- Battle of Aghdam: Part of the First Nagorno-Karabakh War
| Date | 12 June – 23 July 1993 |
| Location | Aghdam, Azerbaijan |
| Result | Armenian victory |

Belligerents
- Armenia Nagorno-Karabakh: Azerbaijan

Commanders and leaders
- Samvel Babayan Anatoly Zinevich Vitaly Balasanyan Monte Melkonian †: Talib Mammadov Nadir Aliyev † Ibad Huseynov

Strength
- 6,000 troops, 1 squadron of Mi-24's ~ 60 tanks^{[citation needed]}: 6,000 troops, unknown number of tanks, armoured fighting vehicles and Mi-24 helicopters^{[citation needed]}

Casualties and losses
- Unknown: Unknown

= Battle of Aghdam =

Battle of the First Nagorno-Karabakh War

The Battle of Aghdam (June – July 1993) took place on 23 July 1993 during the First Nagorno-Karabakh War, during which Armenian forces captured the Azerbaijani city of Aghdam. The city of Aghdam, which had about 50,000 inhabitants prior to its capture, is located about 30 km northeast of Stepanakert and 5 km east of the border of the former Nagorno-Karabakh Autonomous Oblast. Armenian forces considered Aghdam as a main staging area of Azerbaijani forces for attacks and artillery strikes against the Armenian-populated Nagorno-Karabakh region. A significant part of the surrounding Aghdam District was captured by Armenian forces as well.

According to Human Rights Watch, Armenian forces used the power vacuum in Azerbaijan at the time, and seized Aghdam in July 1993. HRW reported that "during their offensive against Aghdam, Karabakh Armenian forces committed several violations of the rules of war, including hostage-taking, indiscriminate fire, and the forcible displacement of civilians". After the city was seized, it was intentionally looted and burned under orders of Karabakh Armenian authorities in retaliation for Azerbaijan's destruction of the Armenian-populated city of Martakert. BBC reported that every single Azeri house in the town was blown up to discourage return.

==Background==
With collapse of the USSR and the beginning of the Karabakh war, as a result of the division of the property of the Soviet Armed Forces, in addition to military equipment, ammunition depots also came under the control of Azerbaijan, including the 49th Arsenal of the Main Missile and Artillery Directorate in the city of Aghdam. The leadership of the Azerbaijani army concentrated a large amount of artillery in Aghdam, which was used in the shelling of Askeran, Martakert and Martuni regions of Nagorno-Karabakh. "In early March [1992], Armenian forces began intense shelling of towns located along the eastern border, separating Nagorno-Karabakh from the rest of Azerbaijan.

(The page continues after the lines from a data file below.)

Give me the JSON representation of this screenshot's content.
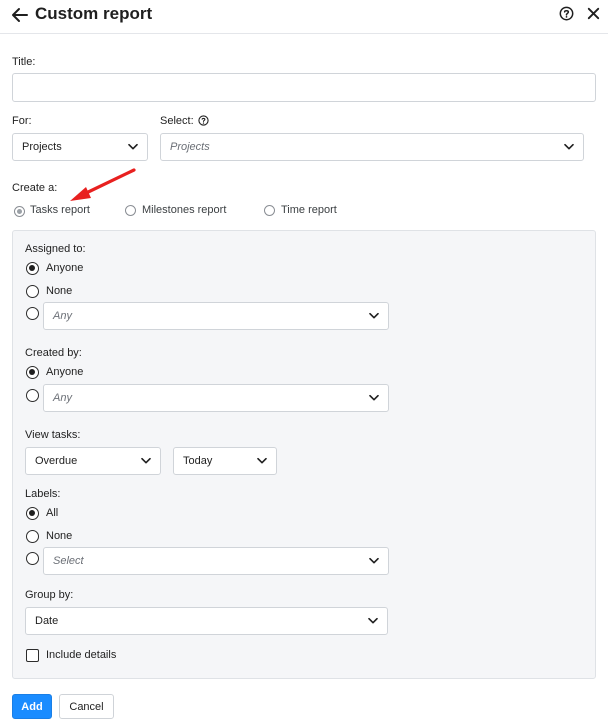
{
  "header": {
    "title": "Custom report",
    "icons": {
      "back": "arrow-left-icon",
      "help": "help-circle-icon",
      "close": "close-icon"
    }
  },
  "form": {
    "title_label": "Title:",
    "title_value": "",
    "for_label": "For:",
    "for_value": "Projects",
    "select_label": "Select:",
    "select_placeholder": "Projects",
    "create_label": "Create a:",
    "report_types": [
      {
        "label": "Tasks report",
        "selected": true
      },
      {
        "label": "Milestones report",
        "selected": false
      },
      {
        "label": "Time report",
        "selected": false
      }
    ]
  },
  "panel": {
    "assigned": {
      "label": "Assigned to:",
      "options": [
        "Anyone",
        "None"
      ],
      "selected": "Anyone",
      "custom_placeholder": "Any"
    },
    "created": {
      "label": "Created by:",
      "options": [
        "Anyone"
      ],
      "selected": "Anyone",
      "custom_placeholder": "Any"
    },
    "view": {
      "label": "View tasks:",
      "status_value": "Overdue",
      "date_value": "Today"
    },
    "labels": {
      "label": "Labels:",
      "options": [
        "All",
        "None"
      ],
      "selected": "All",
      "custom_placeholder": "Select"
    },
    "group": {
      "label": "Group by:",
      "value": "Date"
    },
    "include_details": {
      "label": "Include details",
      "checked": false
    }
  },
  "footer": {
    "add_label": "Add",
    "cancel_label": "Cancel"
  },
  "colors": {
    "primary": "#1a8cff",
    "annotation_arrow": "#e8201f",
    "panel_bg": "#f5f6f8"
  }
}
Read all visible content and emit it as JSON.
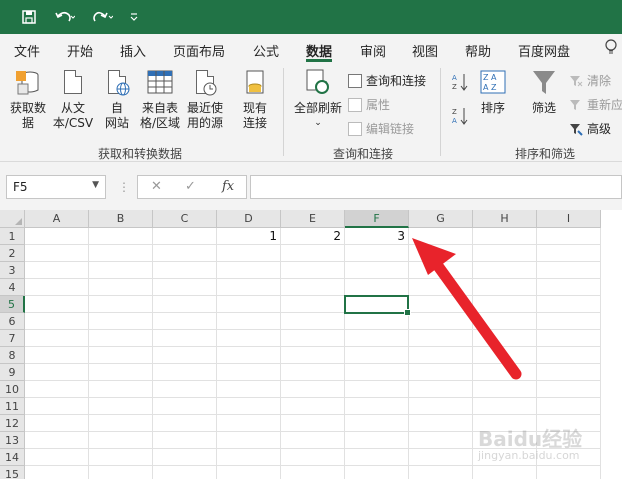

These towns include Agdam and Fizuli, which [were] staging grounds for Azerbaijani operations in Nagorno-Karabakh."

By mid-1993, Azerbaijani forces had lost control of most of the territory of the former Nagorno-Karabakh Autonomous Oblast which they had captured in Operation Goranboy in 1992. In June 1993, the rebellious Azerbaijani colonel Surat Huseynov marched his troops on Baku, leaving the Karabakh front vulnerable in the ensuing political crisis. Armenian forces took advantage of the crisis and advanced on Aghdam. Azerbaijanis in Aghdam and Armenians in Stepanakert and Askeran would exchange heavy artillery fire.

==Battle==
The battle of Aghdam started on June 12 from north and south of Aghdam using Grad missile launchers, heavy artillery and tanks. The campaign also included simultaneous assault on Tartar. The first attack on the city was repelled by Azerbaijani defense. The clash was marked by the death of Monte Melkonian, a famed Armenian military commander. Armenians were able to capture Farukh mountain 10 km away from Aghdam overlooking the town from the northeast. Khydyrly village around which Azerbaijani forces took up positions fell next.

==Aftermath==
Despite the national mobilization, Azerbaijani forces were able to retake only a few villages but not the city.

Following the battle of Aghdam, on July 25 ceasefire was announced by Armenian authorities and Azerbaijani government. Several villages such as Chirakhly and the city of Aghdam became ghost towns. Other villages of the Aghdam District were repopulated by the persons displaceds from the former NKAO.